Chocolate Caramel Cream Pie
Let’s face it. I am not good with chilled desserts. There is just something about “Refrigerate until filling is chilled and firm” that i can’t seem to abide. I am terribly when it comes to that part of the recipe, constantly snooping into the refrigerator and poking my nosey finger into the dessert to see if it is “firm”.
And this is just one of those desserts.
A silken chocolate pie.
I guess i only have myself to blame. I could have the most elegant looking slice of pie, prim and proper with the neatest cut. But instead i got this slipshod.
But just as Joe is sloppily delicious, so is this pie.
Being used to chocolate pies with rich chocolate ganache filling, this pie was new to me.
For one, the filling was light and super soft.
It was like a cross between a pudding and a custard. The texture of the filling was silken and smooth. If you are familiar with the Asian silken tofu, this is it, but slightly softer and less set. Eating this pie is like eating a cookies (the crust) dipped in soft serve ice cream (filling), hmm, that does sound good, doesnt it?

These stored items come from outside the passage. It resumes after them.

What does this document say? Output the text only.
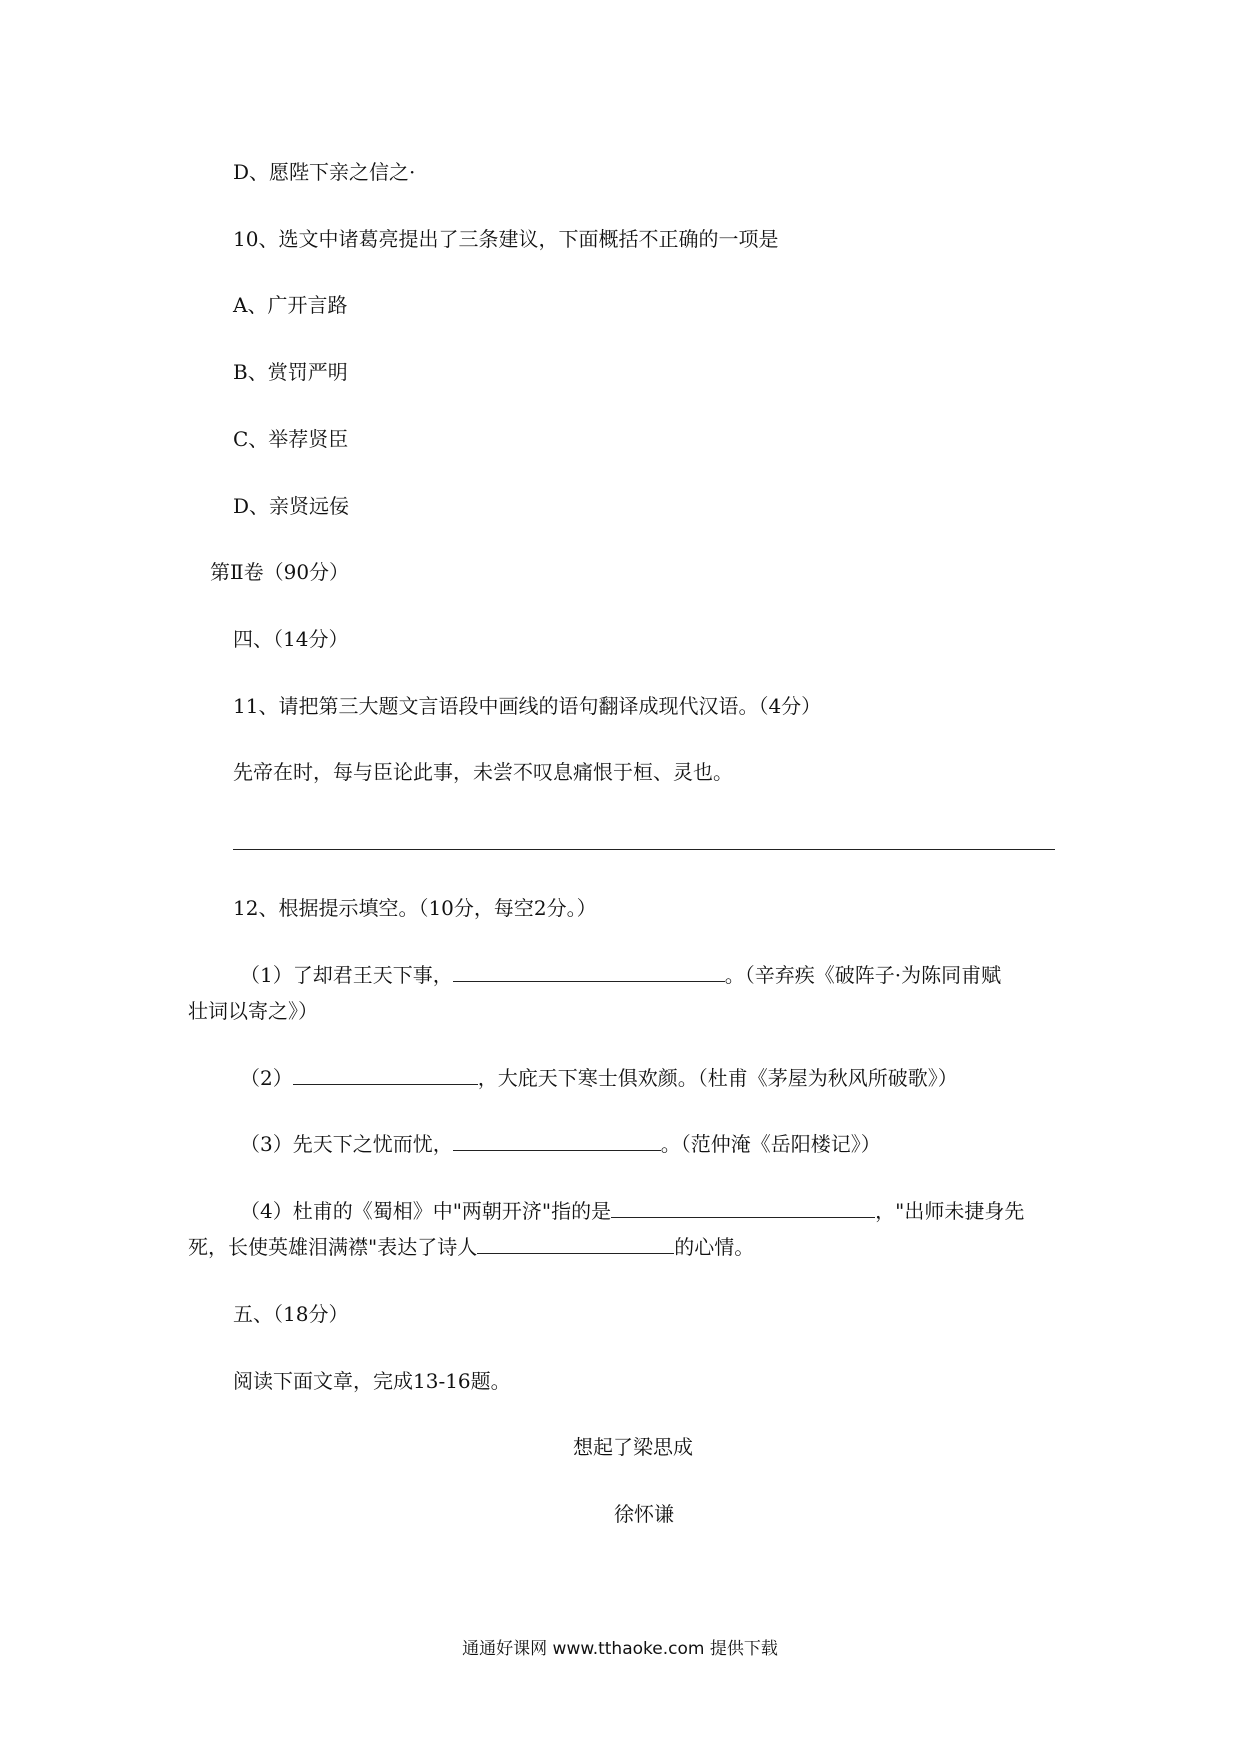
D、愿陛下亲之信之·
10、选文中诸葛亮提出了三条建议，下面概括不正确的一项是
A、广开言路
B、赏罚严明
C、举荐贤臣
D、亲贤远佞
第Ⅱ卷（90分）
四、（14分）
11、请把第三大题文言语段中画线的语句翻译成现代汉语。（4分）
先帝在时，每与臣论此事，未尝不叹息痛恨于桓、灵也。
12、根据提示填空。（10分，每空2分。）
（1）了却君王天下事，	。（辛弃疾《破阵子·为陈同甫赋
壮词以寄之》）
（2）	，大庇天下寒士俱欢颜。（杜甫《茅屋为秋风所破歌》）
（3）先天下之忧而忧，	。（范仲淹《岳阳楼记》）
（4）杜甫的《蜀相》中"两朝开济"指的是	，"出师未捷身先
死，长使英雄泪满襟"表达了诗人	的心情。
五、（18分）
阅读下面文章，完成13-16题。
想起了梁思成
徐怀谦
通通好课网 www.tthaoke.com 提供下载
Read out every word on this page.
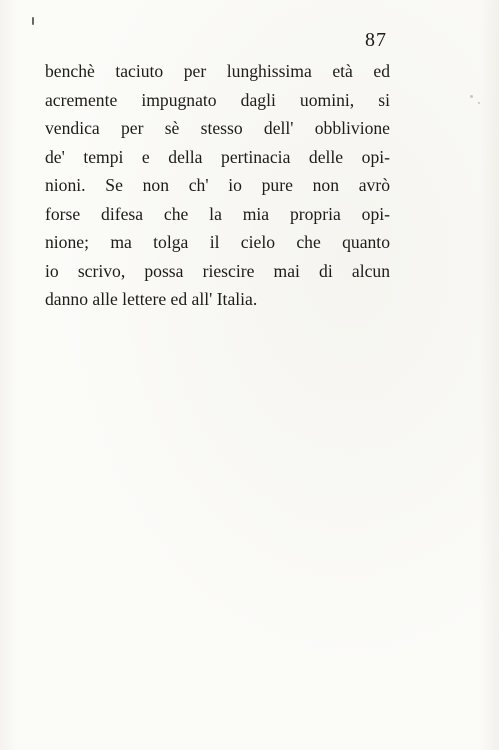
87
benchè taciuto per lunghissima età ed
acremente impugnato dagli uomini, si
vendica per sè stesso dell' obblivione
de' tempi e della pertinacia delle opi-
nioni. Se non ch' io pure non avrò
forse difesa che la mia propria opi-
nione; ma tolga il cielo che quanto
io scrivo, possa riescire mai di alcun
danno alle lettere ed all' Italia.
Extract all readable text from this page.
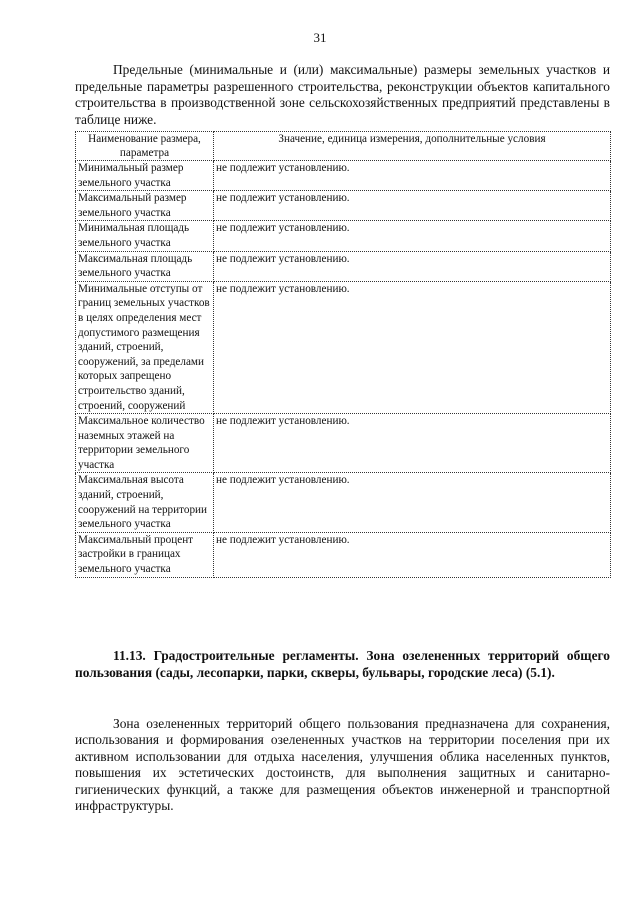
31

Предельные (минимальные и (или) максимальные) размеры земельных участков и предельные параметры разрешенного строительства, реконструкции объектов капитального строительства в производственной зоне сельскохозяйственных предприятий представлены в таблице ниже.

Наименование размера, параметра	Значение, единица измерения, дополнительные условия
Минимальный размер земельного участка	не подлежит установлению.
Максимальный размер земельного участка	не подлежит установлению.
Минимальная площадь земельного участка	не подлежит установлению.
Максимальная площадь земельного участка	не подлежит установлению.
Минимальные отступы от границ земельных участков в целях определения мест допустимого размещения зданий, строений, сооружений, за пределами которых запрещено строительство зданий, строений, сооружений	не подлежит установлению.
Максимальное количество наземных этажей на территории земельного участка	не подлежит установлению.
Максимальная высота зданий, строений, сооружений на территории земельного участка	не подлежит установлению.
Максимальный процент застройки в границах земельного участка	не подлежит установлению.

11.13. Градостроительные регламенты. Зона озелененных территорий общего пользования (сады, лесопарки, парки, скверы, бульвары, городские леса) (5.1).

Зона озелененных территорий общего пользования предназначена для сохранения, использования и формирования озелененных участков на территории поселения при их активном использовании для отдыха населения, улучшения облика населенных пунктов, повышения их эстетических достоинств, для выполнения защитных и санитарно-гигиенических функций, а также для размещения объектов инженерной и транспортной инфраструктуры.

And as if that wasn’t enough, this pie has got another trick up its sleeves, because over the satiny, barely set custard, was a generous dollop of caramel infused whipped cream
With its pallid colour, i know i am probably not convincing anyone of its caramell-y goodness. I guess that’s what happens when you pour a liliputan bowl of caramel into a sea of whipped cream, and moreover, my caramel was a strong amber colour.
But trust me, while the whipped cream was laxing in colour, it did make up in flavour. The caramel taste was definitely tasteable and frankly speaking i wouldn’t have this any other way. A strong caramel whipped cream would probably overshadow the chocolate filling.
So there you have it, soft, creamy chocolate filling topped with pale but delicious caramel whipped cream.
But what about the crust?
Well… this is akward, but really, the crust was just like a hamburger box to a hamburger. It served the pie well by walling up the wonderful content, but i really wouldn’t miss this crust if the filling was served on a bowl instead.
So if you have chocolate pie on your craving list, but have chocolate on your “say no to” diet list, this is definitely for you. With only 110 grams of chocolate and a couple of egg yolks, this pie is definitely less evil than its ganachey , full-on chocolate counterpart (Not that i don’t love them though)!
Taken from Martha Stewart
- All-purpose flour, for surface
- Chocolate Pate Sucree
- 1/2 cup sugar
- 1/4 cup cornstarch
- 3/4 teaspoon salt
- 2 1/2 cups whole milk
- 4 ounces bittersweet chocolate (preferably 61 percent to 70 percent cacao), finely chopped
- 4 large egg yolks
- 1 teaspoon pure vanilla extract
- Caramel Whipped Cream
- 1 thick block bittersweet chocolate, room temperature, for garnish
- On a lightly floured work surface, roll pate sucree to 1/8-inch thickness. Fit into a 9-inch pie dish. Trim edges, leaving a 1-inch overhang. Tuck overhang under dough so edges are flush with rim, and crimp edges. Lightly prick bottom of dough with a fork. Refrigerate for 30 minutes.
- Preheat oven to 350 degrees. Line dough with parchment, and fill with pie weights or dried beans. Bake until edges begin to look dry, 20 to 22 minutes. Carefully remove weights and parchment. Bake until crust is darker around edges and bottom looks dry, 10 to 12 minutes. Let cool completely on a wire rack. (Chocolate crust can be stored overnight.)
- Whisk together sugar, cornstarch, and salt in a small bowl. Heat milk and chocolate in a medium saucepan over medium-high heat, stirring occasionally, until chocolate melts.
- Whisk 1 cup hot milk mixture into sugar mixture until smooth. Whisk milk-sugar mixture into the remaining milk mixture in the saucepan. Cook over medium heat, stirring constantly, until bubbling and thick, 4 to 5 minutes total (about 2 minutes after it comes to a boil).
- Whisk yolks in a medium bowl until combined. Pour in milk mixture in a slow, steady stream, whisking until completely incorporated. Return mixture to saucepan. Cook over medium heat, stirring constantly, until it just begins to bubble, 1 to 2 minutes.
- Remove from heat, and stir in vanilla. Let custard cool in saucepan on a wire rack, whisking occasionally, for about 10 minutes.
- Pour custard into chocolate crust. Press plastic wrap directly on surface of custard. Refrigerate until custard filling is chilled and firm, at least 4 hours (or overnight).
- Spread caramel whipped cream over pie. Using a vegetable peeler, scrape chocolate block at a 45-degree angle to make a small mound of shavings, and sprinkle over whipped cream. Serve immediately, or refrigerate and serve within 2 hours.
Taken from Martha Stewart
The caramel mixture must be very cold before the whipped cream is folded in. Otherwise, the whipped cream will collapse.